Want to change the Church of the Nazarene? Start in your own backyard
As far as I remember the General Church of the Nazarene baptizes no one. Maybe there has been a baptism at a General Assembly, but I’ve never seen it. No infant baptisms either. Or baby dedications. Nothing like that. Those are local church happenings.
There’s been a few baptisms on our district campgrounds, but it’s still a local church thing. The district didn’t do much in their discipleship. Yes, there are camps but the day to day discipleship happens in the local church. Again, no infant baptisms or baby dedications happen on the district level. There is no marriage counselling. No food programs. No ongoing mission efforts. That is all a local church thing too.
Ministry happens at the local church. We all know this to be true. So if one is starting to get bent out of shape or ruffled feathers because of decisions made on the general (global) or district level take a breath, calm down, practice self-control (a fruit of the spirit, remember) look around and see all the good things (God things) that are happening at your local church.
There are a lot of good proceedings.
At my local church just in the next week or two these things are happening: a mission team of 35 people (mostly teens, but our District Superintendent too) was supposed to be in Panama this week (unfortunately,  weekend storms and a day in the Buffalo airport ruined that and sent the team back to Michigan). Another team is going in September (no storms please). We partner with the closest elementary school to the church. Partnering means providing all the school supplies; sponsoring extracurricular activities and field trips; buying the entire school matching T-Shirts to inspire school spirit and unity; providing mentors and aids; and delivering bags of weekend groceries so the 60+ children identified as at risk kids won’t go hungry without the free school breakfast and lunch. Our Vacation Bible Camp children raised money to buy 65 backpacks for the kids around the Flint Eastside mission. The Boys and Girls Club of Flint that meets in our building is supplying a free lunch to anybody and everybody this summer. Folks from the community are playing pickleball (free of charge) two nights a week in the Community Center. Central Park, the play area we built for our neighbors, is constantly in use. Our neighborhood block party, Summerfest, happens in a couple of weeks. Besides trying to be the best neighbor, baptisms are happening this Sunday– infants in the morning service and new believers at night at a public beach area (I love public baptisms); and our worship services have been Spirit filled and God led!  

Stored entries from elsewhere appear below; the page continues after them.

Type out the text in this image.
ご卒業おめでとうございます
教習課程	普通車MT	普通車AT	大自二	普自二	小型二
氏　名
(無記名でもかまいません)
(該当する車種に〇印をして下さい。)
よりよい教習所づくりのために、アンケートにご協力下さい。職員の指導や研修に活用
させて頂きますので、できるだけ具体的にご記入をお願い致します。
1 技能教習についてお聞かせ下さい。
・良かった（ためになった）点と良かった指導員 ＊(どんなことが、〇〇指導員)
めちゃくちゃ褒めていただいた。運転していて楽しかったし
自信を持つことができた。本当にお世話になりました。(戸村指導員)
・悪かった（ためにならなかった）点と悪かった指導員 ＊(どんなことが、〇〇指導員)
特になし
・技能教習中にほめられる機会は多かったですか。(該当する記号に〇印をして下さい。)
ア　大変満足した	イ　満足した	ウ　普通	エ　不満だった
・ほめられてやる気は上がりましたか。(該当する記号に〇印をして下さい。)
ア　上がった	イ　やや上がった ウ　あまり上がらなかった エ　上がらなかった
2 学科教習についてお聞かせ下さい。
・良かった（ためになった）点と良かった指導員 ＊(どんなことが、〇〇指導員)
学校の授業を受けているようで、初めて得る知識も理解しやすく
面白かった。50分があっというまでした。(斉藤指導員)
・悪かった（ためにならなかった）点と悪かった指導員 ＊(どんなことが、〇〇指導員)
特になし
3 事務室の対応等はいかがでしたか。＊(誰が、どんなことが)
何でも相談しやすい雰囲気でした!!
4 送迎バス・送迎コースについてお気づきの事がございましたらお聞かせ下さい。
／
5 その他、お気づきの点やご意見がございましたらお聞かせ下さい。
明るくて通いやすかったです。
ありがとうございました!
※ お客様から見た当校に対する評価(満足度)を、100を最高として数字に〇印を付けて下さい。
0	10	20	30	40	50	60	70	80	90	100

When I get worried about doctrinal brouhahas in the general church or bug-a-booed about thing-a-ma-bob at another Nazarene church or pastor 30 miles away, I start to lose my focus. God has called us to bloom where we are planted. So let’s bloom. Don’t get so (in our Nazarene world) “Lenexa focused” that we miss what’s happening under our noses.
Would I change a few things if I were the Super Czar of the Nazarene-dom… probably, but no one voted me into that role (there isn’t a Super Czar of Nazarene-dom). Instead of filling the complaint box in Lenexa with wonderful ideas about how the GSs should do their jobs (I don’t think there is a complain box), why not take a neighbor a plate of cookies or babysit a single mom’s kids, mentor a child at your elementary school or visit a widow. Do something that truly matters.
Jesus calls us to love our neighbor. That’s a local thing. James says the religion that matters is that which takes care of widows and orphans. That’s a local thing too. When Jesus told the parable of the King separating folks at Judgement Day like a shepherd separates sheep and goats, the difference was in how people cared for the sick and needy. In each incidence, it’s a local matter. Not once does Jesus tell us to worry about what others are doing. In fact, he says let the sin-free folks have the first stone toss at the sinner. Nobody chucked a rock. Maybe we shouldn’t either.
Don’t like what’s happening in Lenexa? Instead of spinning your wheels (or banging your fingers on a keyboard) trying to clean up the world around you. The ministry that matters is local ministry. Start tossing rocks at others once your own glass house is perfect. Want to change the Church of the Nazarene? Start in your own backyard!